The department is working to identify specific missed collection opportunities, such as the inability of staff to give accurate price estimates to patients, says Davenport. This process is done manually, but the department is looking into investing in a payment estimation system, which would allow staff to feel more confident in collecting the patient’s out-of-pocket responsibility, he says.
“We would be able to give patients something to show how the amount was arrived at,” Davenport says. “Some payers, though not all, allow you to do that on their web pages, but we haven’t been too successful with that.” This problem is primarily due to lack of accurate CPT codes at that time, he explains.

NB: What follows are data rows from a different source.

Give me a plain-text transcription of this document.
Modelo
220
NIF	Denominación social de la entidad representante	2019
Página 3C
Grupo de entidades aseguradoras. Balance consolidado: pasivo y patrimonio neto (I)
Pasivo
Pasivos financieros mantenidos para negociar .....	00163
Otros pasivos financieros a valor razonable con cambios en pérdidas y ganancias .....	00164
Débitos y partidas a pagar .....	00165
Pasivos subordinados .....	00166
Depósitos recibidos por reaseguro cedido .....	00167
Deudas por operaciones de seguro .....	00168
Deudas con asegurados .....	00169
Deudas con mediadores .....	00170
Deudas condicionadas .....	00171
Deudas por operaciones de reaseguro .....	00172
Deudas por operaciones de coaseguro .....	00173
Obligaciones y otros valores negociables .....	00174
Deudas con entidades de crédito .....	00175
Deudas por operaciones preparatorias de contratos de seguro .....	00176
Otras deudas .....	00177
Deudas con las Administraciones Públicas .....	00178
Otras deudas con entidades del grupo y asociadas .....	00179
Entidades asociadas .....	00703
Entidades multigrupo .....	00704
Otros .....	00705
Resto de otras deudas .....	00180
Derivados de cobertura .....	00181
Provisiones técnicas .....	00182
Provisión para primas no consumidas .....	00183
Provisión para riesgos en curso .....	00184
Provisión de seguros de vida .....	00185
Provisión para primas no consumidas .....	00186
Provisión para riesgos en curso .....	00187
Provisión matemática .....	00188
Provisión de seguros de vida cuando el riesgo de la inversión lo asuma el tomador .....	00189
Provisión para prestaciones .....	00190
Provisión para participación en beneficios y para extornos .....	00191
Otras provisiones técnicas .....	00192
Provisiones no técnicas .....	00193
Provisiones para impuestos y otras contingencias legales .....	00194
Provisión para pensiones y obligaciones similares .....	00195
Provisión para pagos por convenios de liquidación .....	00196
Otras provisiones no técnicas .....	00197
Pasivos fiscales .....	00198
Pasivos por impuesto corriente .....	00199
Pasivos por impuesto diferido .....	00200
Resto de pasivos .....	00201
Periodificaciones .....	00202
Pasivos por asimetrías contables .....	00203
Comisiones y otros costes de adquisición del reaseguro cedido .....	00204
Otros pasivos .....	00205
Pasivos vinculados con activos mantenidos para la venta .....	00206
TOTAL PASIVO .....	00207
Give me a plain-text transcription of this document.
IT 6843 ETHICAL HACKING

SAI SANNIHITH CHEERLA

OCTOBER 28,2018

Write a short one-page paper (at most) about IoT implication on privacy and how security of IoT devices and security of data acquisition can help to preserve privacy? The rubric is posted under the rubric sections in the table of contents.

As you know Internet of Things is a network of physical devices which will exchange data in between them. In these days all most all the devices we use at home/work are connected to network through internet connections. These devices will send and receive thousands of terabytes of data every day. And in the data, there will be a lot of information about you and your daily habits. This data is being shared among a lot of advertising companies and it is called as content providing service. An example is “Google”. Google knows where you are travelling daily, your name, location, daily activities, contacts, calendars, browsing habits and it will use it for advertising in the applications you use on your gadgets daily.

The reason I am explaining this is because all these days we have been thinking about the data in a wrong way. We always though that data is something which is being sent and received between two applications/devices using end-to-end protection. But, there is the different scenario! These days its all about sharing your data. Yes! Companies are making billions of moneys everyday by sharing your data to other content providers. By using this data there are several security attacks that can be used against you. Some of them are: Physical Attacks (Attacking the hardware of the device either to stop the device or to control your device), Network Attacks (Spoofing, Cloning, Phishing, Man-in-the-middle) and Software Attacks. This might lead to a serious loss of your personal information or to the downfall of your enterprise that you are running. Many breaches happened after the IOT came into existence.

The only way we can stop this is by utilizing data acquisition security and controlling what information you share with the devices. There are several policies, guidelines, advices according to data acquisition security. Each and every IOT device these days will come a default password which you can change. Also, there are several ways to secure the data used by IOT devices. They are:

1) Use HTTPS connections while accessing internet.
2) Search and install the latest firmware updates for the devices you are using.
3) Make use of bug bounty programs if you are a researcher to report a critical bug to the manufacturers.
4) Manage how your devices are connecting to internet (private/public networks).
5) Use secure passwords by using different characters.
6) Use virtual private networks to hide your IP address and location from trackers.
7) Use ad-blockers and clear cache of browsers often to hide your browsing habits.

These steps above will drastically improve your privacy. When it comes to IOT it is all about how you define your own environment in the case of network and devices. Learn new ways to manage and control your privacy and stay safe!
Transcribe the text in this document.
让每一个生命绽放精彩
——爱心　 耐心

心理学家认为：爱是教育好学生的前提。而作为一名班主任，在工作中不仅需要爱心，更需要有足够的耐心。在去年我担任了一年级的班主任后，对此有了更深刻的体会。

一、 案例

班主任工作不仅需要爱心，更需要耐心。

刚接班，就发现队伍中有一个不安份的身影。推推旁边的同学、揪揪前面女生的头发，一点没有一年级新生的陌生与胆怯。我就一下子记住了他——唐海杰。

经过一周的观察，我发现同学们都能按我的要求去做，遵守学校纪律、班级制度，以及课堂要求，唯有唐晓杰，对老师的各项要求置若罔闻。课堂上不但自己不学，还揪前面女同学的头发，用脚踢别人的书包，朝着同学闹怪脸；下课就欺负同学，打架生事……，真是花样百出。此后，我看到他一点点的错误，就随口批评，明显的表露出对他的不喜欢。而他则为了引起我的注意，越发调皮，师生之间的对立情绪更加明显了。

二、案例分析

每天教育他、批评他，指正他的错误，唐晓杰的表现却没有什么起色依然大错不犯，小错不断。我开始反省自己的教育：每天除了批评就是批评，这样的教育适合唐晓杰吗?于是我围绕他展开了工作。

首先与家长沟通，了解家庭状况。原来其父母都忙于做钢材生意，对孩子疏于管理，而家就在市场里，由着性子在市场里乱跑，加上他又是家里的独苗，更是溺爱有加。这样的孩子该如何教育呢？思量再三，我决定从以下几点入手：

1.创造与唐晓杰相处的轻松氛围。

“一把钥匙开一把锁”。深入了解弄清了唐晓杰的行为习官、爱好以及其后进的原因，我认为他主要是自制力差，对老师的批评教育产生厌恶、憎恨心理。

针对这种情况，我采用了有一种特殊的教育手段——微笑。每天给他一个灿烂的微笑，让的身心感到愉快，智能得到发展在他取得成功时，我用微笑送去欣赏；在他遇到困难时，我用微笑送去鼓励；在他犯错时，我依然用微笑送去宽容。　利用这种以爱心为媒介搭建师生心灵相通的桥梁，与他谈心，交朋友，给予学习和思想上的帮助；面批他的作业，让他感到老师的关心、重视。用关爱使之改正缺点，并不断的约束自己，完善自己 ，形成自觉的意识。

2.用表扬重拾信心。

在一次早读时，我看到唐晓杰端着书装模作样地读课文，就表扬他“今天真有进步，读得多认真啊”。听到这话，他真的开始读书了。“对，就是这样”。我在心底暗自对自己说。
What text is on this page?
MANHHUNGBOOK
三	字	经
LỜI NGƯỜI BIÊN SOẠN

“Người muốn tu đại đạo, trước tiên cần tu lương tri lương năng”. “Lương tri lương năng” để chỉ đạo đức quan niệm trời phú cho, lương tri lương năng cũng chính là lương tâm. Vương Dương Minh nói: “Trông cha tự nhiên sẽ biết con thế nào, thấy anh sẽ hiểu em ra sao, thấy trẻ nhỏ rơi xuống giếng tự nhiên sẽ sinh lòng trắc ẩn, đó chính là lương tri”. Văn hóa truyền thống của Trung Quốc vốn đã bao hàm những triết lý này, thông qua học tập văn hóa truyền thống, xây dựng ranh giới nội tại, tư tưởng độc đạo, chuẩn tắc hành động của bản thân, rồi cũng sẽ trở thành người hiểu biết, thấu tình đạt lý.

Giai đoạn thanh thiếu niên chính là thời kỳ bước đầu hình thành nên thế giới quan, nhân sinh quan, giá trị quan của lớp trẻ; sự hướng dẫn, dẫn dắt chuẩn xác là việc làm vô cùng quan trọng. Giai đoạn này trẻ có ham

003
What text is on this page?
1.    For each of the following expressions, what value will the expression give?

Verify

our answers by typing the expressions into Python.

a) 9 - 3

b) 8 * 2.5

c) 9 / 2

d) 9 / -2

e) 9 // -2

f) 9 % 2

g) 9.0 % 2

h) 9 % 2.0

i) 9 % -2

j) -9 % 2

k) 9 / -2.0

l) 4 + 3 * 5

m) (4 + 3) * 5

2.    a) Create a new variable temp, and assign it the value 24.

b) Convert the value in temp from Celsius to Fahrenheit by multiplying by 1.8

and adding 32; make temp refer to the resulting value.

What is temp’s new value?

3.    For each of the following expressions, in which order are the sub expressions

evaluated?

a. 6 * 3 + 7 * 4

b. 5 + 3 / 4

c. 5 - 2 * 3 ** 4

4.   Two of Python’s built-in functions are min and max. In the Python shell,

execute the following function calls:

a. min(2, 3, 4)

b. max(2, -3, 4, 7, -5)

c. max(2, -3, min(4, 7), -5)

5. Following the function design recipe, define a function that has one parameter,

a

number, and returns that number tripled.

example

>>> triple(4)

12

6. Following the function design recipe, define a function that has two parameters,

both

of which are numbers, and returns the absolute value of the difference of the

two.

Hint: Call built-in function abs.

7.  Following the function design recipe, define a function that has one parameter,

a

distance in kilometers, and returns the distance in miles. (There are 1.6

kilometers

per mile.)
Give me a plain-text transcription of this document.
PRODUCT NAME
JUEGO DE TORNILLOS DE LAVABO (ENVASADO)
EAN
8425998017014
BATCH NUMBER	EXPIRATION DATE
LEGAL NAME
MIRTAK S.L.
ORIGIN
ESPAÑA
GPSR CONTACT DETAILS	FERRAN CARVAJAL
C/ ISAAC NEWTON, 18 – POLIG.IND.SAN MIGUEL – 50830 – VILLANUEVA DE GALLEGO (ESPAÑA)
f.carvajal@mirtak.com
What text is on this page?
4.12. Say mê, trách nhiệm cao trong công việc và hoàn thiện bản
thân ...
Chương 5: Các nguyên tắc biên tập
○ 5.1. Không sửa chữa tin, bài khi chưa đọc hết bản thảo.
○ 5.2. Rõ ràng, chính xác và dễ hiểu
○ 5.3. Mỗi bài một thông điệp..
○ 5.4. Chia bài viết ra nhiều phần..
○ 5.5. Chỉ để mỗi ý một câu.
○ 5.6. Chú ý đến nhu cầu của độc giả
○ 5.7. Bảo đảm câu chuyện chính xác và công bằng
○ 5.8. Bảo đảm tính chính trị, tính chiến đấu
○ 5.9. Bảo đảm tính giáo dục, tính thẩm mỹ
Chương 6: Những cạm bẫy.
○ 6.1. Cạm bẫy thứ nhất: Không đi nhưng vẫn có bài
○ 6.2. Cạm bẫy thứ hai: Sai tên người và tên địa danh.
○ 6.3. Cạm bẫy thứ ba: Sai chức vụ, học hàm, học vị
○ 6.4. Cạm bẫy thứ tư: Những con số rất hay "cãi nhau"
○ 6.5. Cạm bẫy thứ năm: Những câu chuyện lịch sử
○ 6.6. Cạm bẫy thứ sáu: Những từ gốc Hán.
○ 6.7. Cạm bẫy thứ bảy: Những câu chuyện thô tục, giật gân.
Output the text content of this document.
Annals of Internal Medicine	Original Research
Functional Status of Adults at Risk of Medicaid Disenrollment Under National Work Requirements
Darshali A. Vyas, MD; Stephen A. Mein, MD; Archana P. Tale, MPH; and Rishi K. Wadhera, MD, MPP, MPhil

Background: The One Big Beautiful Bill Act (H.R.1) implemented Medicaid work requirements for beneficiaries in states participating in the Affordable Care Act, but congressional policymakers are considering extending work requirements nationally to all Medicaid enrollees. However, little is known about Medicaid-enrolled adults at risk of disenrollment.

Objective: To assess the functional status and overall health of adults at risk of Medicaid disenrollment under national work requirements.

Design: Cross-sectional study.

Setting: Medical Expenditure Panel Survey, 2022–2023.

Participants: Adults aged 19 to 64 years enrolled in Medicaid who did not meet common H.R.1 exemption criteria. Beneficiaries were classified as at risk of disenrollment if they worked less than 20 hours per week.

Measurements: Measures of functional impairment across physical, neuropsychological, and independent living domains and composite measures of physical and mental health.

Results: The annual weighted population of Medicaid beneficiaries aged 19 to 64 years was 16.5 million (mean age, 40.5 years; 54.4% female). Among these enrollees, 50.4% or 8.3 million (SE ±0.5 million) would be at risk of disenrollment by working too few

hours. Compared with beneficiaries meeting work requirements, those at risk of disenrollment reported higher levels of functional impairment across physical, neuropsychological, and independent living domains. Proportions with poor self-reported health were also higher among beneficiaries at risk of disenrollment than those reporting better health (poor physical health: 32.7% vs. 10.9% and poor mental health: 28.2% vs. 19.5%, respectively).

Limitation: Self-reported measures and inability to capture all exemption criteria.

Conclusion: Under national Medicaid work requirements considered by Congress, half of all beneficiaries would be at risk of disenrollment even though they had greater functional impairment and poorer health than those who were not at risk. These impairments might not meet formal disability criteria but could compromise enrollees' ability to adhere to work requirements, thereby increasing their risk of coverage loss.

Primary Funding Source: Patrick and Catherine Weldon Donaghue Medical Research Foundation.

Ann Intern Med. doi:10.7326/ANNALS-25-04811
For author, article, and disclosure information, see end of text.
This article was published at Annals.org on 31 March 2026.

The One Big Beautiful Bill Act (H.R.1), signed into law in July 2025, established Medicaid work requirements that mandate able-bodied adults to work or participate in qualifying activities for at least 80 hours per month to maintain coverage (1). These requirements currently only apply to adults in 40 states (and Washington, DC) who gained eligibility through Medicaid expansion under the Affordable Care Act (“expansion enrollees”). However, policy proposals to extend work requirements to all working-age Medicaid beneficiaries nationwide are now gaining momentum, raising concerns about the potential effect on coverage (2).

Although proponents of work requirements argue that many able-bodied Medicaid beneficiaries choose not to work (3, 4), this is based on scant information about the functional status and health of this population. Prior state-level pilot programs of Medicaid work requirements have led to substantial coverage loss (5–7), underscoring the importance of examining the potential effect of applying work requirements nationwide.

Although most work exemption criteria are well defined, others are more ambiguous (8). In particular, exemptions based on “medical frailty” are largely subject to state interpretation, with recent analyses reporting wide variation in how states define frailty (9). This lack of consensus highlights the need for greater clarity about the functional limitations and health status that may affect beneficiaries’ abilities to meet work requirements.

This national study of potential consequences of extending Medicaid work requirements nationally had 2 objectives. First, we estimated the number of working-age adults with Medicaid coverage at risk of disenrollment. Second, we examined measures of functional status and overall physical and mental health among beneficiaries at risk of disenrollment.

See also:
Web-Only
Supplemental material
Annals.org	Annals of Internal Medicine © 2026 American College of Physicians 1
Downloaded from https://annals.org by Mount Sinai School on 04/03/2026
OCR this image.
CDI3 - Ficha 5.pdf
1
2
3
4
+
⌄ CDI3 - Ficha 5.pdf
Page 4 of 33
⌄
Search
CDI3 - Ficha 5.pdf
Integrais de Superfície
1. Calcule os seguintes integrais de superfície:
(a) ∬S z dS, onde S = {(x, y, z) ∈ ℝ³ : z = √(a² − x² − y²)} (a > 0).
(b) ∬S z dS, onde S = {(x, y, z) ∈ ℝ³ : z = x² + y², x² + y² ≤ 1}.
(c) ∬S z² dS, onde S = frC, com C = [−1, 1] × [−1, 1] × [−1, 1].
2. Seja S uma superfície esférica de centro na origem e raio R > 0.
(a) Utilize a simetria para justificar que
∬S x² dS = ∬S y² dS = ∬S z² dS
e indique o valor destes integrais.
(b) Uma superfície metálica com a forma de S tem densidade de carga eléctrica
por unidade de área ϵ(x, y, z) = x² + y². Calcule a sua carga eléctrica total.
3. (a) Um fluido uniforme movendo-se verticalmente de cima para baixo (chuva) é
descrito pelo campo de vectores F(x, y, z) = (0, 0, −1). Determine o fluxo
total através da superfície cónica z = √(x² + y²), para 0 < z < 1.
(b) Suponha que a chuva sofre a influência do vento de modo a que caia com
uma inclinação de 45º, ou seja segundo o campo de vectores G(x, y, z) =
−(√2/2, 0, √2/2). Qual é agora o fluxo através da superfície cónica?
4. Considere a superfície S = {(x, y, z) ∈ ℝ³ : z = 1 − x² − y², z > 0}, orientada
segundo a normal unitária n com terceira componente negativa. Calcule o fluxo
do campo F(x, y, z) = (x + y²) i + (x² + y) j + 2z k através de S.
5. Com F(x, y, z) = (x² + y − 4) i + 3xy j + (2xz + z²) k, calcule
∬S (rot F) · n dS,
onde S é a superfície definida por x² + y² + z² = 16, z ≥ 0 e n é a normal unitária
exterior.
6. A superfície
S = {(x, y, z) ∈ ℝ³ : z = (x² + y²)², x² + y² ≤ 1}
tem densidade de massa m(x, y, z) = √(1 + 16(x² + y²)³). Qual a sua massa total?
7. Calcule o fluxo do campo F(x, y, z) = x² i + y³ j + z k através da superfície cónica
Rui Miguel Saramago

“Copays are simple to collect. There is not a whole lot of argument there. But on big accounts such as surgeries, staff may not feel comfortable presenting an estimate,” says Davenport. This situation often happens if the patient is sure they have met their deductible and staff members know the deductible they are seeing isn’t accurate, he adds.
Missed opportunities identified
The registration quality system will give patient access data on how many patient accounts converted to self-pay after insurance.
“This will help us determine the missed opportunities, so we can give better estimates,” Davenport says. “Then we can back track to see why that wasn’t collected on the front end.”
When the registration quality system is fully implemented, that situation will pave the way to offering employees an individual collection goal, he adds. There is some occasional grumbling about employees not pulling their fair share of collections, says Davenport, who adds that when the final payment is made, an adjustment is made for the employee’s productivity hours put in for that quarter. If an employee takes a week vacation during that time, for example, the commensurate amount is deducted from the bonus he or she receives.
“We have 130 edits currently. All registrars have their own worklist, so when they come in every day, they can see the registrations from the previous day that need a correction,” says Davenport. “We are now getting reports showing quality scores. We hope to give a report card to every employee.”